Dossier / Communication dans les banques

Protection de l'épargnant, une révolution en marche

le 16/12/2010 L'AGEFI Hebdo

Encadrés par la nouvelle réglementation, les banques veulent établir une relation de confiance avec leurs clients.

La publication, en novembre 2005, du rapport Delmas-Marsalet, celle en août 2008 de la loi LME* et la création cette année d'une plate-forme commune ACP*-AMF* ont été à la base d'une profonde réforme de la politique législative et réglementaire », commente Serge Durox, associé au département Financial Services Office chez Ernst & Young Société d’Avocats (lire aussi l'entretien ci-dessous). Tous ces textes traitent d'un seul et même sujet : la protection de la clientèle des trois secteurs (banque, assurance et marchés), notamment par la supervision de la distribution. Les derniers textes publiés ces derniers mois (loi Lagarde, décrets relatifs à l'encadrement et à la transparence des frais et commissions...) vont dans le même sens.
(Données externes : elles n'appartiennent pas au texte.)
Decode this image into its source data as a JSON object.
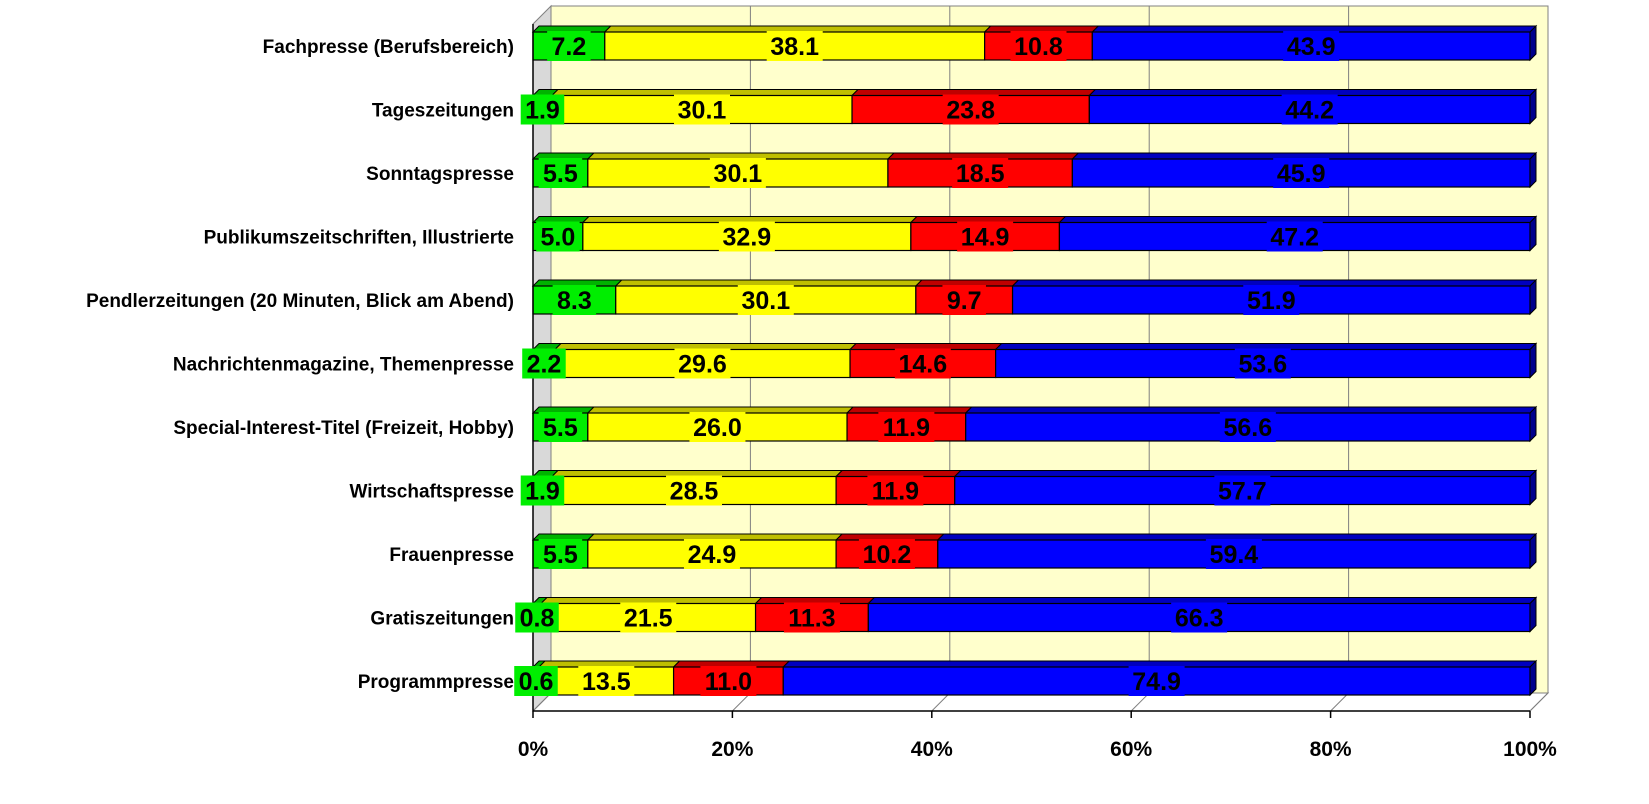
{
  "chart_data": {
    "type": "bar",
    "orientation": "horizontal",
    "stacked": "percent",
    "three_d": true,
    "categories": [
      "Fachpresse (Berufsbereich)",
      "Tageszeitungen",
      "Sonntagspresse",
      "Publikumszeitschriften, Illustrierte",
      "Pendlerzeitungen (20 Minuten, Blick am Abend)",
      "Nachrichtenmagazine, Themenpresse",
      "Special-Interest-Titel (Freizeit, Hobby)",
      "Wirtschaftspresse",
      "Frauenpresse",
      "Gratiszeitungen",
      "Programmpresse"
    ],
    "series": [
      {
        "color": "#00ee00",
        "values": [
          7.2,
          1.9,
          5.5,
          5.0,
          8.3,
          2.2,
          5.5,
          1.9,
          5.5,
          0.8,
          0.6
        ],
        "labels": [
          "7.2",
          "1.9",
          "5.5",
          "5.0",
          "8.3",
          "2.2",
          "5.5",
          "1.9",
          "5.5",
          "0.8",
          "0.6"
        ]
      },
      {
        "color": "#ffff00",
        "values": [
          38.1,
          30.1,
          30.1,
          32.9,
          30.1,
          29.6,
          26.0,
          28.5,
          24.9,
          21.5,
          13.5
        ],
        "labels": [
          "38.1",
          "30.1",
          "30.1",
          "32.9",
          "30.1",
          "29.6",
          "26.0",
          "28.5",
          "24.9",
          "21.5",
          "13.5"
        ]
      },
      {
        "color": "#ff0000",
        "values": [
          10.8,
          23.8,
          18.5,
          14.9,
          9.7,
          14.6,
          11.9,
          11.9,
          10.2,
          11.3,
          11.0
        ],
        "labels": [
          "10.8",
          "23.8",
          "18.5",
          "14.9",
          "9.7",
          "14.6",
          "11.9",
          "11.9",
          "10.2",
          "11.3",
          "11.0"
        ]
      },
      {
        "color": "#0000ff",
        "values": [
          43.9,
          44.2,
          45.9,
          47.2,
          51.9,
          53.6,
          56.6,
          57.7,
          59.4,
          66.3,
          74.9
        ],
        "labels": [
          "43.9",
          "44.2",
          "45.9",
          "47.2",
          "51.9",
          "53.6",
          "56.6",
          "57.7",
          "59.4",
          "66.3",
          "74.9"
        ]
      }
    ],
    "xlim": [
      0,
      100
    ],
    "x_ticks": [
      "0%",
      "20%",
      "40%",
      "60%",
      "80%",
      "100%"
    ],
    "grid": true,
    "legend": "none",
    "plot_background": "#ffffcc"
  }
}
En tant que professionnels de la distribution de produits financiers et d'assurance, les banquiers vont devoir fournir, dans leurs supports commerciaux, une information claire, accessible à tous et non trompeuse quant à la nature, les caractéristiques et les risques engendrés pour les clients. Cela les oblige à mettre en place, pour la production de leur documentation promotionnelle, une conception d'ensemble intégrée susceptible d'être vérifiée en amont et en dehors de toute plainte par les autorités de tutelle. La Fédération bancaire française (FBF) vient de présenter le nouveau sommaire-type et un extrait standardisé des tarifs de dix produits ou services courants qui figureront dès le 1er janvier 2011 sur leurs sites internet. « L'objectif est d'harmoniser un socle de produits communs pour répondre à un impératif de transparence et de clarté et permettre à la clientèle de comparer les offres », explique Murielle Verrier, juriste chez HSBC France, qui ajoute : « Au sein de la banque, nous disposons par ailleurs d'un 'comité d'examen des produits' auquel participent les métiers qui les développent, le service conformité, la direction juridique..., chacun ayant obligation de se prononcer sur cette conformité et sur celle de leur communication. »

Vade-mecum

« Dans le domaine de l'assurance, nous avons, en amont, mis un 'vade-mecum' à la disposition du marketing, rapporte Valérie Guignery, juriste pour HSBC Assurances. Il s'agit d'un recueil des recommandations rédactionnelles et terminologiques qui doivent figurer dans les documents commerciaux et un outil informatique intégré sur les postes de 'due diligence' piloté par notre 'conformité'. Celui-ci permet, d'une part, de vérifier que chaque acteur et chaque fonction impliqués dans la rédaction d'un document commercial ont bien validé ce support et, d'autre part, de disposer d'une traçabilité en la matière. »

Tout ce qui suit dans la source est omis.